SpacePak has an air to water heat pump that takes advantage of the fact that water can efficiently carry much more heat that air can. They offer their system in a “monobloc” configuration. That means that the system is delivered to the job fully charged and ready to be plugged in. If there are future advance in refrigerant technology, the old system can be easily replaced by a new, charged system.

We heat our hot water with a side-arm tank on the oil boiler. With the SpacePak system, we can heat the domestic hot water with the heat pump.

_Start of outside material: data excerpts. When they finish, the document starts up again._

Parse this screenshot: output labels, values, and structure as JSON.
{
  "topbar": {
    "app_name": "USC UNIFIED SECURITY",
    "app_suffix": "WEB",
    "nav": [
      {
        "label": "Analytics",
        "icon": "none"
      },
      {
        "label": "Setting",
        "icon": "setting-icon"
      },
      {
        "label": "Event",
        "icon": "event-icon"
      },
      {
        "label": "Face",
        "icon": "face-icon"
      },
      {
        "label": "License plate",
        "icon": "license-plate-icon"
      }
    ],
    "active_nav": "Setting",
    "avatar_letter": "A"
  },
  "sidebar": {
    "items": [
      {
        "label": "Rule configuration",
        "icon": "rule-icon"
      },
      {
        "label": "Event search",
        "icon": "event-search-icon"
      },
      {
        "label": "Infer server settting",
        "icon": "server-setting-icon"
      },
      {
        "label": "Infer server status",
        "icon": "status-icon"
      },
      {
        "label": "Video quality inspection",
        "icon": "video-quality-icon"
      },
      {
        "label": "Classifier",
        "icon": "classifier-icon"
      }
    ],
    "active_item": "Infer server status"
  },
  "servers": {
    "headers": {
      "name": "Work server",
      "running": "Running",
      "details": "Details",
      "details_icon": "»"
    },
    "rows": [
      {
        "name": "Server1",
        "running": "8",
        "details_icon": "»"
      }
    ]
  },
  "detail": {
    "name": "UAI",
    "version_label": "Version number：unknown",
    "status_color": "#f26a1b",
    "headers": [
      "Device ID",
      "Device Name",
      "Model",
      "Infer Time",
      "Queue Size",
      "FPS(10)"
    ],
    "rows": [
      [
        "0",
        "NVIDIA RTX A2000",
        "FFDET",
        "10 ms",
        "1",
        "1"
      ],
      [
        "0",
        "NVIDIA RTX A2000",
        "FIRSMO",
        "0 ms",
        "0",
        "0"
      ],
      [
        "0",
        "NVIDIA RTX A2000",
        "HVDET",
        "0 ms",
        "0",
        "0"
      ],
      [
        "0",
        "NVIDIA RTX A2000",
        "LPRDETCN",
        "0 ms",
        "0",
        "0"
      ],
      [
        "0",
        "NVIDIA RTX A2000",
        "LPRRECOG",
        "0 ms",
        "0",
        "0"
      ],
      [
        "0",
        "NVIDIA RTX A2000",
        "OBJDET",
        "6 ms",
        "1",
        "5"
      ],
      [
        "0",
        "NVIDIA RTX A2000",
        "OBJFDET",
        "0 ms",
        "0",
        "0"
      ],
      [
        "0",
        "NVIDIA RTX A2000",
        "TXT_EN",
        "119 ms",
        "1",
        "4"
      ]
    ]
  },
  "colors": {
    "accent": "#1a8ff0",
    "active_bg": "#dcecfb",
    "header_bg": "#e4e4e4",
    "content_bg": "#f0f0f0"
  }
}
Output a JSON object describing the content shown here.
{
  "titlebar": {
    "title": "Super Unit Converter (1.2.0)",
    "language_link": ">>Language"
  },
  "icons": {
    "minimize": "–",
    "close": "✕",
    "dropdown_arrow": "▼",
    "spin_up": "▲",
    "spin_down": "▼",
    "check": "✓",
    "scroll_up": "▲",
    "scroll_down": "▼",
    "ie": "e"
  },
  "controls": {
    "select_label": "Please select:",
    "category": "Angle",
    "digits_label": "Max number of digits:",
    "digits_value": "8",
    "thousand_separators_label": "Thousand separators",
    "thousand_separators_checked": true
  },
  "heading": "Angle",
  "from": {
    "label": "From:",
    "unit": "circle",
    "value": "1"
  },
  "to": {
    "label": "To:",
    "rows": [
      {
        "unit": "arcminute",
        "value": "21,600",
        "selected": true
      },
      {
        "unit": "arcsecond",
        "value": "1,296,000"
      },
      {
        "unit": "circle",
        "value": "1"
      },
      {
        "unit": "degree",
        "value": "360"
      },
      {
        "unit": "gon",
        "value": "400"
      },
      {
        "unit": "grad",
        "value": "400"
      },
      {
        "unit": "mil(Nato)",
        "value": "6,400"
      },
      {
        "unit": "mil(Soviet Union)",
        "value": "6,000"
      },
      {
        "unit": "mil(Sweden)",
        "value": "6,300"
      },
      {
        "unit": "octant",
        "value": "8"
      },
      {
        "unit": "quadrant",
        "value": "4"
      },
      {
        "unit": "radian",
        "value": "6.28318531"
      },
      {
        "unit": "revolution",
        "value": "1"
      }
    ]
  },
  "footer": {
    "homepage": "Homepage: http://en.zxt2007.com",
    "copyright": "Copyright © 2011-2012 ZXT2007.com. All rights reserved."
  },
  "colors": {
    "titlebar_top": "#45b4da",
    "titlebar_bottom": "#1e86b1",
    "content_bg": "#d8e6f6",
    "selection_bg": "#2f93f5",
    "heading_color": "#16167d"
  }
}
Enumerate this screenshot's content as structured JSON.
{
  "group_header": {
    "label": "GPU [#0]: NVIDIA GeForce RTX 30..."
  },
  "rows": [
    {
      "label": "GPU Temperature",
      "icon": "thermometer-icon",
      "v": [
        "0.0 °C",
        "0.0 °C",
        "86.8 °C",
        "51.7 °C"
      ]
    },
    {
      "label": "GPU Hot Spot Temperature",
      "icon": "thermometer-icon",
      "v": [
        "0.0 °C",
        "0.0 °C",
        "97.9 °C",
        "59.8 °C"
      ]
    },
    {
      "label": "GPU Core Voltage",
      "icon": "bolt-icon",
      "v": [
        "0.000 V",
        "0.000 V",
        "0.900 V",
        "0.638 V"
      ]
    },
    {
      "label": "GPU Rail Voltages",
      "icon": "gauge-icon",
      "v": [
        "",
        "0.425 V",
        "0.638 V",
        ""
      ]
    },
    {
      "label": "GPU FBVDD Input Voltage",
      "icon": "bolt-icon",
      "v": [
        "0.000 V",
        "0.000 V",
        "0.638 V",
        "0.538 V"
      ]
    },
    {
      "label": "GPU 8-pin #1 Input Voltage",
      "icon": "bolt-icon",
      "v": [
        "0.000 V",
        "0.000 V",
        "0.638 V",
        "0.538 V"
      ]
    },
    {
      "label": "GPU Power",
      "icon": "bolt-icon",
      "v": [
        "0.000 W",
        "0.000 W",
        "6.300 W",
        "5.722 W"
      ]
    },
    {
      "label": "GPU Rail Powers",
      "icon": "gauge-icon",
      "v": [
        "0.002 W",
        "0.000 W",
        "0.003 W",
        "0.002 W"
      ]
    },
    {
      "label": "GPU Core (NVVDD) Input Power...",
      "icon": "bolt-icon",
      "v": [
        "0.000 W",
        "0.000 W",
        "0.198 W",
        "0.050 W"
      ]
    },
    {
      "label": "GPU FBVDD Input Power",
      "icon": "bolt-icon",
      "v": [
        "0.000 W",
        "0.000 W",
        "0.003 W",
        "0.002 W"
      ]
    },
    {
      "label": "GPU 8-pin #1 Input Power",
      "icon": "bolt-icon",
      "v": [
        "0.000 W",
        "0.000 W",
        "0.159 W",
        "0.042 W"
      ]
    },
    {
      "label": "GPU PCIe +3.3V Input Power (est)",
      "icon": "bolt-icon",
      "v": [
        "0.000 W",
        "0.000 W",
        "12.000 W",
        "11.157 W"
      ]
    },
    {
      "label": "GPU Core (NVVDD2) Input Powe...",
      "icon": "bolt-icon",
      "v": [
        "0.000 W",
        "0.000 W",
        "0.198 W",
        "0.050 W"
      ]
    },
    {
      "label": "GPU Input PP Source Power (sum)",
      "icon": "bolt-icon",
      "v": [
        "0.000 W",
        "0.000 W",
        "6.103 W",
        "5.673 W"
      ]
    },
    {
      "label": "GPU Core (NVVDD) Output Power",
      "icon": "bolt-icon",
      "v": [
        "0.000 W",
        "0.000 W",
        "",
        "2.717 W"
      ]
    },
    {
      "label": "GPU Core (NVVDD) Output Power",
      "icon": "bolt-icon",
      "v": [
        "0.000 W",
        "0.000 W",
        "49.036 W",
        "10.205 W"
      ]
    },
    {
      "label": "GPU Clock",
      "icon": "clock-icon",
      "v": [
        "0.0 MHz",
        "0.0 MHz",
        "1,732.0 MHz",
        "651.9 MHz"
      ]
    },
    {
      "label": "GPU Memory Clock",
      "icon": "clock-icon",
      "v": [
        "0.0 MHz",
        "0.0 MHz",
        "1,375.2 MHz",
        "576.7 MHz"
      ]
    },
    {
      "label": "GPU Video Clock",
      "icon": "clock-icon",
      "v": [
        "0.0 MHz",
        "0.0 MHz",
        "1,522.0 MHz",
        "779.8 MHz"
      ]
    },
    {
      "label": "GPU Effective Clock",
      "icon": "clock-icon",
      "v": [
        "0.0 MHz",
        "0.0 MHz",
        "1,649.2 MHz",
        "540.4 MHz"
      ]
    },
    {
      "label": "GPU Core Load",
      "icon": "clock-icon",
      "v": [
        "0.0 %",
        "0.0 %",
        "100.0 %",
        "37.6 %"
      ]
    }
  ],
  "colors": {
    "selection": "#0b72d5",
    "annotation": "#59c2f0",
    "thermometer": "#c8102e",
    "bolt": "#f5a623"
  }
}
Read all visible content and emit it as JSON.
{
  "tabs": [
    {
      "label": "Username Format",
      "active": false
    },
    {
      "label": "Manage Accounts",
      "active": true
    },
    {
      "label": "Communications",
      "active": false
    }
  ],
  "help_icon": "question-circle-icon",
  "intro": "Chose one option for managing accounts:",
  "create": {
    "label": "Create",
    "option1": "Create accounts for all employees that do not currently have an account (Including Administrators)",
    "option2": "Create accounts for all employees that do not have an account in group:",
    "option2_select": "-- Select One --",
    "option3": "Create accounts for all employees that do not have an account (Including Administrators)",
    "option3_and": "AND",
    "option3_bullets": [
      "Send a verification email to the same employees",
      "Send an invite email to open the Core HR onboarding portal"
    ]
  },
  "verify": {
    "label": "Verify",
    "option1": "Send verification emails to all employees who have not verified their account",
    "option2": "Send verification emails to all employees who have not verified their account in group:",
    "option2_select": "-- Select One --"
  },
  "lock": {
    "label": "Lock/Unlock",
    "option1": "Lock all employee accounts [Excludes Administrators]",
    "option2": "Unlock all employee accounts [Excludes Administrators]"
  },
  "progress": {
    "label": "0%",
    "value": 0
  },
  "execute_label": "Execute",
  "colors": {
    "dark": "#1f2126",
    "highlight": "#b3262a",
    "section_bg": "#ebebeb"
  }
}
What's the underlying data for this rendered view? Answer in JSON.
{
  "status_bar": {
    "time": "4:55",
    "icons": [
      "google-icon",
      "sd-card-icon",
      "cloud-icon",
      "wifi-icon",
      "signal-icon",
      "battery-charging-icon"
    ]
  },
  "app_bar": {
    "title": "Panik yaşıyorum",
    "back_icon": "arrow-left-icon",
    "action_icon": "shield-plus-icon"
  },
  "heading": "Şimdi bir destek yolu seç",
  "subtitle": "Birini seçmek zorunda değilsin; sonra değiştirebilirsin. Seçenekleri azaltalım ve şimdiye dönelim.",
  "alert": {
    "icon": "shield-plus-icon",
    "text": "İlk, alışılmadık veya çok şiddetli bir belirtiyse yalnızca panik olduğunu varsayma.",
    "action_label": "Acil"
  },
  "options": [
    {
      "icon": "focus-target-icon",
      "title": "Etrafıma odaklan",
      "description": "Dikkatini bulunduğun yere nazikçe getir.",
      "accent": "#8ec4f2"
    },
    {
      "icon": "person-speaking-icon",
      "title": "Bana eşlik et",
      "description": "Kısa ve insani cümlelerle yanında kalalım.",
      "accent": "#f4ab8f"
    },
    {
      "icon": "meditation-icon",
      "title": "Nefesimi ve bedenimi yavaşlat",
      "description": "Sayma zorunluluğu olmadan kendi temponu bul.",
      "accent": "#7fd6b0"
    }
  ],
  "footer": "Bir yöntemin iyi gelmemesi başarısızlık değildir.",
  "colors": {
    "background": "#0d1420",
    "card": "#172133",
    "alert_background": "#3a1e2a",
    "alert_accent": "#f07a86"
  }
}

The heat pump system in this old house of mine was completed in April of 2023, and I switched the thermostat on the steam heating system to off for the first time.

The improvement in efficiency is spectacular. This old house has had just about every heating system. It had wood stoves in individual rooms. It had a gravity driven coal fired hot air system. I built a fan driven solar room on the south wall. And for back-up, we have a Jotul Combi-4 wood stove. Adding a state-of-the-art air to water heat pump just seems like logical next step.

This is a whole-house system. The air handler for the second floor is in the attic with ducts running to all the upstairs rooms and the thermostat is in the master bedroom. On the first floor there are four individual “heads.” All five of these systems are connected to one outdoor unit. The house is in a historic district so there are only two refrigerant lines on exterior walls. All the other lines are internal running down interior walls and through very old chases.

A cubic foot of air can only hold 0.018 BTU/ ft3 /°F. A cubic foot of water, on the other hand, can hold 62.4 BTU/ft3/°F. So, you have to move a lot more air to heat up a room. A hydronic (water) or steam system can be set back at night, and then pour the heat into the building in the morning to warm it back up. When switching to a heat pump system, it is most energy efficient to keep the temperature in the house stable.

This system is so quiet that I have put streamers on the grilles to make sure that it’s working. I have thermometers everywhere, and I am amazed at how stable the temperatures are throughout the house. But it is a different way of thinking. We’re going to have to learn to get along. Especially now that we have AC throughout the house. No more bulky window air conditioners. Yay!

Paul Raymer

Paul H. Raymer

Paul H. Raymer is a writer and building scientist living in Massachusetts. He has written six novels—five pieces of fiction and the Residential Ventilation Handbook.